Wednesday, August 15, 2012

Jethro’s Advice


Story:  Jethro’s Advice

Passage: Exodus 18

Characters:  Moses, Aaron, Jethro

Summary:    Jethro met Israel with Moses’ wife and children.  Moses met with him and filled him in on all that had happened.  Jethro worshipped God.  Moses sat down to be a judge for the people and Jethro suggested he set up people who could do that for him.  He followed Jethro’s advice.
  
Notes:  I find it interesting that Moses did not have his wife and kids with him this whole time!  Apparently at some point he had sent them home.  I suspect it was because he expected some resistance from Pharaoh and he thought it would be safer to send them on.  When Moses told Jethro what had happened, he worshipped God.  Jethro realized that these events showed that God is greater than all other gods.  When Moses told him about the events, he started with what God had done to Egypt, then he talked about their hardships in the wilderness, and then God’s deliverance.  Unlike Israel, Moses did not stop his story with the hardships but continued on to God’s deliverance from the hardship.  This is significant because we all face hardship and it is easy to focus on that.  But if we don’t focus on how God dealt with the hardship, we will end up as depressed negative people with no trust in God.  The whole episode with the judges is interesting as well.  Moses was handling all of the cases Israelites had with each other.  Can you imagine the tens of thousands of people having only one judge?  This is obviously something Moses had not received a structure for.   As a go between between them and God, Moses was taking all of the authority on himself to interpret God’s laws for the people.  Jethro was a little more practical.  He suggested a structure with judges over ten, fifty, a hundred, and a thousand people.  These judges would handle smaller cases within their own groups.  Larger cases would be brought to Moses.  This allowed him to focus on leading the nation and communicating with God.  Jethro claimed that God would be with this plan and Moses obeyed.  Jethro is therefore the father of our judicial system!  Not really, but it is a similar setup.  Moses was the equivalent of the Supreme Court.  These judges had the responsibility of hearing a case and interpreting God’s laws for the people in reference to the case. 

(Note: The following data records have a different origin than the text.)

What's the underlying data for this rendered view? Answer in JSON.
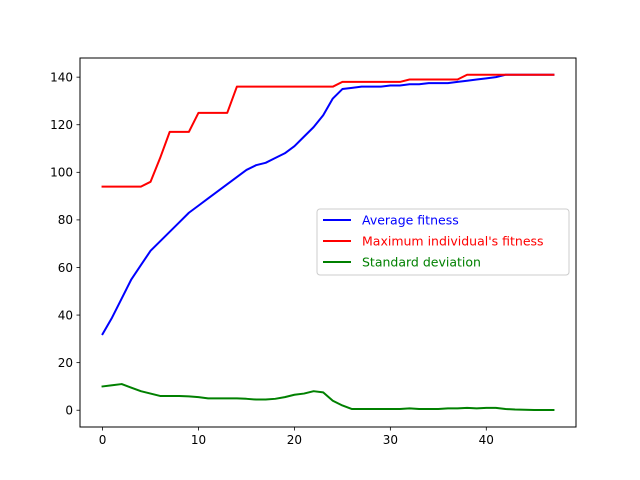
{
  "chart_data": {
    "type": "line",
    "title": "",
    "xlabel": "",
    "ylabel": "",
    "xlim": [
      -2.35,
      49.35
    ],
    "ylim": [
      -7.05,
      148.05
    ],
    "xticks": [
      0,
      10,
      20,
      30,
      40
    ],
    "yticks": [
      0,
      20,
      40,
      60,
      80,
      100,
      120,
      140
    ],
    "grid": false,
    "legend_position": "center-right",
    "x": [
      0,
      1,
      2,
      3,
      4,
      5,
      6,
      7,
      8,
      9,
      10,
      11,
      12,
      13,
      14,
      15,
      16,
      17,
      18,
      19,
      20,
      21,
      22,
      23,
      24,
      25,
      26,
      27,
      28,
      29,
      30,
      31,
      32,
      33,
      34,
      35,
      36,
      37,
      38,
      39,
      40,
      41,
      42,
      43,
      44,
      45,
      46,
      47
    ],
    "series": [
      {
        "name": "Average fitness",
        "color": "#0000ff",
        "values": [
          32,
          39,
          47,
          55,
          61,
          67,
          71,
          75,
          79,
          83,
          86,
          89,
          92,
          95,
          98,
          101,
          103,
          104,
          106,
          108,
          111,
          115,
          119,
          124,
          131,
          135,
          135.5,
          136,
          136,
          136,
          136.5,
          136.5,
          137,
          137,
          137.5,
          137.5,
          137.5,
          138,
          138.5,
          139,
          139.5,
          140,
          141,
          141,
          141,
          141,
          141,
          141
        ]
      },
      {
        "name": "Maximum individual's fitness",
        "color": "#ff0000",
        "values": [
          94,
          94,
          94,
          94,
          94,
          96,
          106,
          117,
          117,
          117,
          125,
          125,
          125,
          125,
          136,
          136,
          136,
          136,
          136,
          136,
          136,
          136,
          136,
          136,
          136,
          138,
          138,
          138,
          138,
          138,
          138,
          138,
          139,
          139,
          139,
          139,
          139,
          139,
          141,
          141,
          141,
          141,
          141,
          141,
          141,
          141,
          141,
          141
        ]
      },
      {
        "name": "Standard deviation",
        "color": "#008000",
        "values": [
          10,
          10.5,
          11,
          9.5,
          8,
          7,
          6,
          6,
          6,
          5.8,
          5.5,
          5,
          5,
          5,
          5,
          4.8,
          4.5,
          4.5,
          4.8,
          5.5,
          6.5,
          7,
          8,
          7.5,
          4,
          2,
          0.5,
          0.5,
          0.5,
          0.5,
          0.5,
          0.5,
          0.8,
          0.5,
          0.5,
          0.5,
          0.8,
          0.8,
          1,
          0.8,
          1,
          1,
          0.5,
          0.3,
          0.2,
          0.1,
          0.1,
          0.1
        ]
      }
    ]
  }
}
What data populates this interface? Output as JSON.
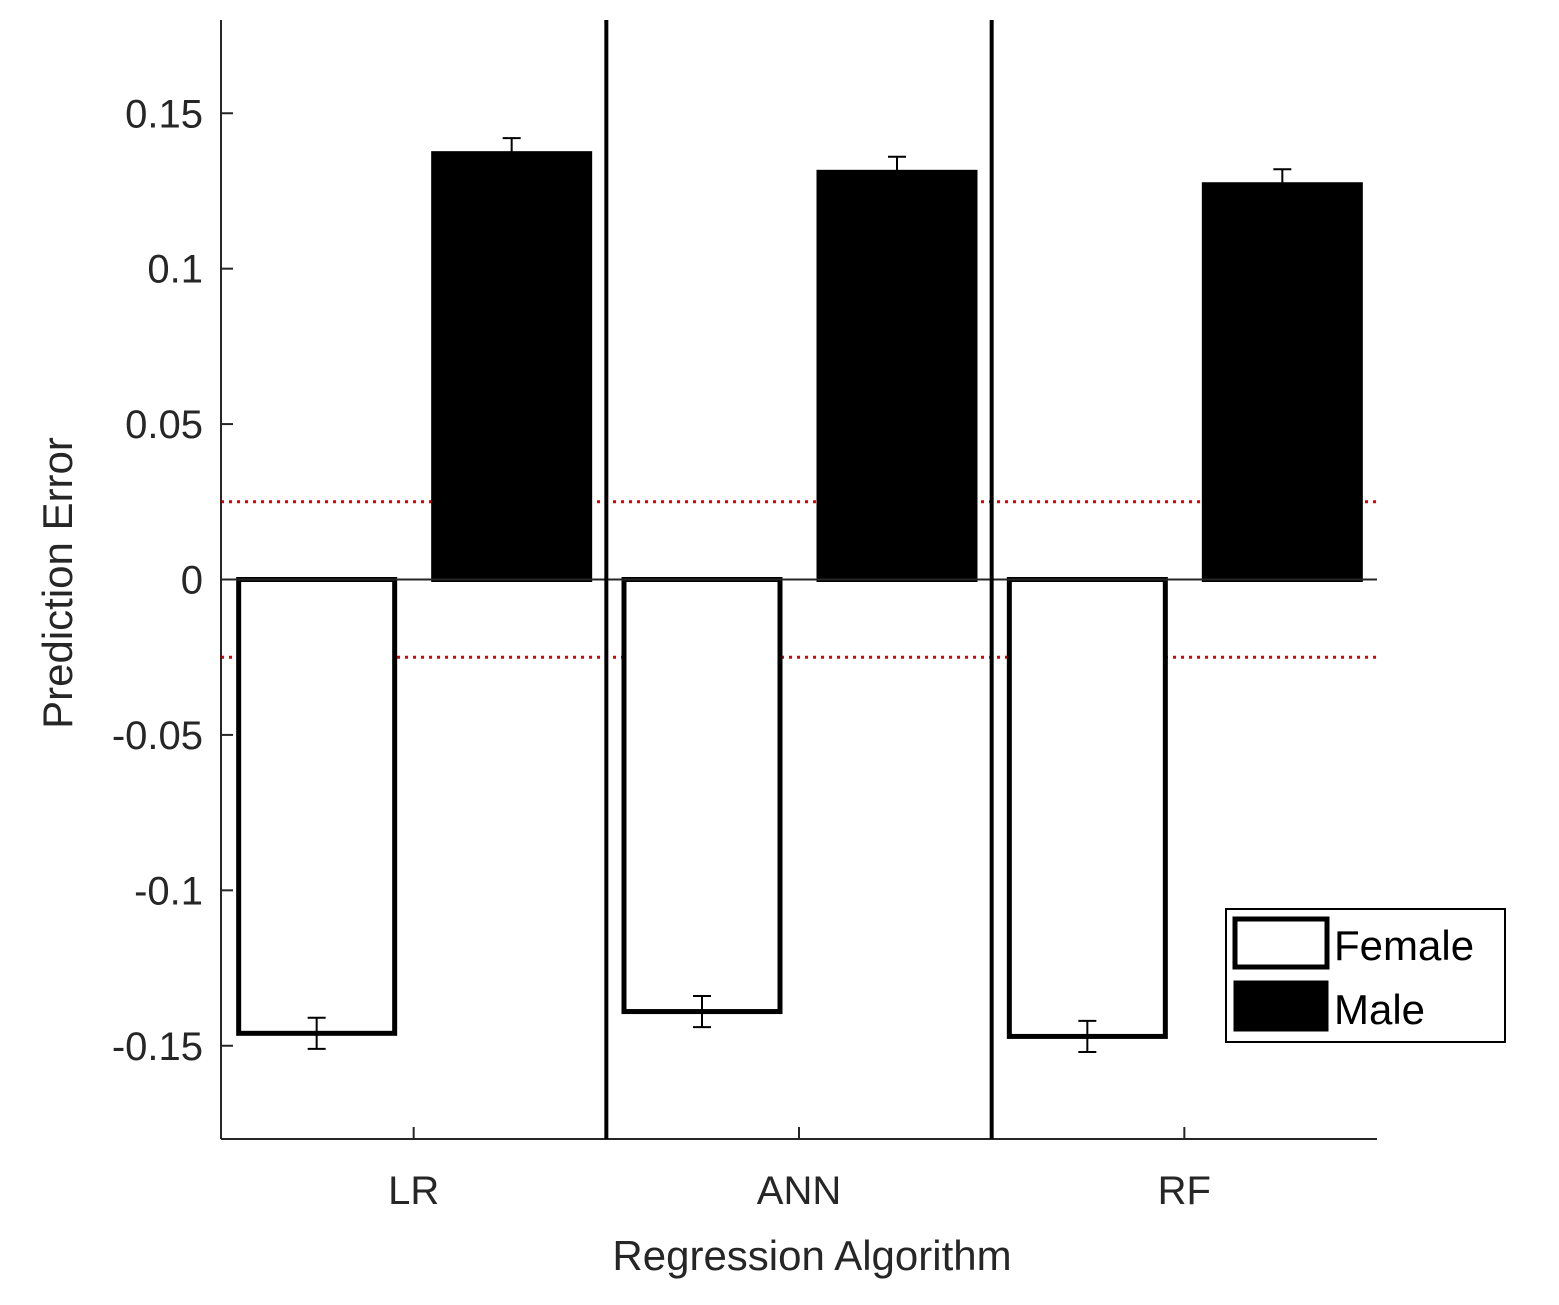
{
  "chart_data": {
    "type": "bar",
    "title": "",
    "xlabel": "Regression Algorithm",
    "ylabel": "Prediction Error",
    "categories": [
      "LR",
      "ANN",
      "RF"
    ],
    "series": [
      {
        "name": "Female",
        "fill": "#ffffff",
        "stroke": "#000000",
        "values": [
          -0.146,
          -0.139,
          -0.147
        ],
        "errors": [
          0.005,
          0.005,
          0.005
        ]
      },
      {
        "name": "Male",
        "fill": "#000000",
        "stroke": "#000000",
        "values": [
          0.137,
          0.131,
          0.127
        ],
        "errors": [
          0.005,
          0.005,
          0.005
        ]
      }
    ],
    "ylim": [
      -0.18,
      0.18
    ],
    "yticks": [
      "-0.15",
      "-0.1",
      "-0.05",
      "0",
      "0.05",
      "0.1",
      "0.15"
    ],
    "ytick_values": [
      -0.15,
      -0.1,
      -0.05,
      0,
      0.05,
      0.1,
      0.15
    ],
    "reference_lines": {
      "values": [
        0.025,
        -0.025
      ],
      "color": "#e00000",
      "style": "dotted"
    },
    "separators": [
      "LR|ANN",
      "ANN|RF"
    ],
    "grid": false,
    "legend": "bottom-right"
  }
}
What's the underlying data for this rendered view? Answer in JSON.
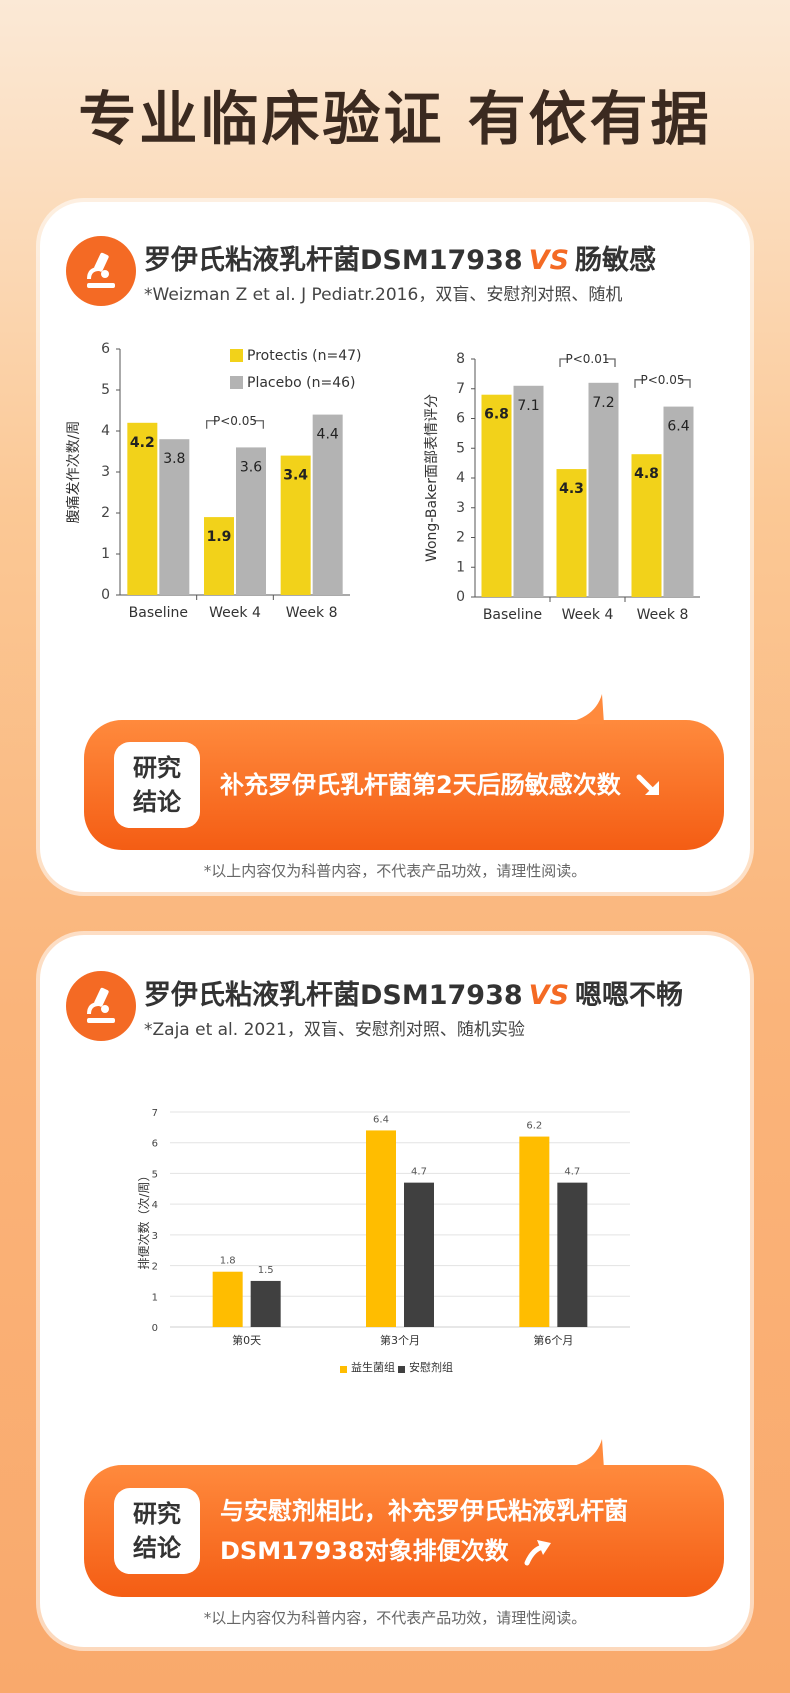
{
  "headline": "专业临床验证 有依有据",
  "card1": {
    "title_a": "罗伊氏粘液乳杆菌DSM17938",
    "vs": "VS",
    "title_b": "肠敏感",
    "reference": "*Weizman Z et al. J Pediatr.2016，双盲、安慰剂对照、随机",
    "conclusion_tag": [
      "研究",
      "结论"
    ],
    "conclusion_text": "补充罗伊氏乳杆菌第2天后肠敏感次数",
    "disclaimer": "*以上内容仅为科普内容，不代表产品功效，请理性阅读。"
  },
  "card2": {
    "title_a": "罗伊氏粘液乳杆菌DSM17938",
    "vs": "VS",
    "title_b": "嗯嗯不畅",
    "reference": "*Zaja et al. 2021，双盲、安慰剂对照、随机实验",
    "conclusion_tag": [
      "研究",
      "结论"
    ],
    "conclusion_text_1": "与安慰剂相比，补充罗伊氏粘液乳杆菌",
    "conclusion_text_2": "DSM17938对象排便次数",
    "disclaimer": "*以上内容仅为科普内容，不代表产品功效，请理性阅读。"
  },
  "colors": {
    "accent": "#f46a24",
    "yellow": "#f2d21a",
    "gray": "#b3b3b3",
    "gold": "#ffbd00",
    "dark": "#404040"
  },
  "chart_data": [
    {
      "type": "bar",
      "categories": [
        "Baseline",
        "Week 4",
        "Week 8"
      ],
      "series": [
        {
          "name": "Protectis (n=47)",
          "values": [
            4.2,
            1.9,
            3.4
          ]
        },
        {
          "name": "Placebo (n=46)",
          "values": [
            3.8,
            3.6,
            4.4
          ]
        }
      ],
      "ylabel": "腹痛发作次数/周",
      "ylim": [
        0,
        6
      ],
      "yticks": [
        "0",
        "1",
        "2",
        "3",
        "4",
        "5",
        "6"
      ],
      "annotations": [
        "P<0.05"
      ],
      "legend": "top"
    },
    {
      "type": "bar",
      "categories": [
        "Baseline",
        "Week 4",
        "Week 8"
      ],
      "series": [
        {
          "name": "Protectis",
          "values": [
            6.8,
            4.3,
            4.8
          ]
        },
        {
          "name": "Placebo",
          "values": [
            7.1,
            7.2,
            6.4
          ]
        }
      ],
      "ylabel": "Wong-Baker面部表情评分",
      "ylim": [
        0,
        8
      ],
      "yticks": [
        "0",
        "1",
        "2",
        "3",
        "4",
        "5",
        "6",
        "7",
        "8"
      ],
      "annotations": [
        "P<0.01",
        "P<0.05"
      ]
    },
    {
      "type": "bar",
      "categories": [
        "第0天",
        "第3个月",
        "第6个月"
      ],
      "series": [
        {
          "name": "益生菌组",
          "values": [
            1.8,
            6.4,
            6.2
          ]
        },
        {
          "name": "安慰剂组",
          "values": [
            1.5,
            4.7,
            4.7
          ]
        }
      ],
      "ylabel": "排便次数（次/周）",
      "ylim": [
        0,
        7
      ],
      "yticks": [
        "0",
        "1",
        "2",
        "3",
        "4",
        "5",
        "6",
        "7"
      ],
      "legend": "bottom"
    }
  ]
}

Questions:  How long was Moses’ family with Jethro?  Did Jethro believe in God?  Where did Jethro get his idea?  Did it come from God?  How did Moses choose these judges?

Lessons:  One lesson I can see here is to not focus on your hardships but to trust God and when he delivers you, to focus on His deliverance.  The other lesson I see is to share the load.  Moses took the full load of judging the people on himself.  This would have worn him out and rendered him incapable of leading the nation the way he needed to.  It was not wrong for him to give that authority to others.  It just allowed him to focus his efforts on his own calling.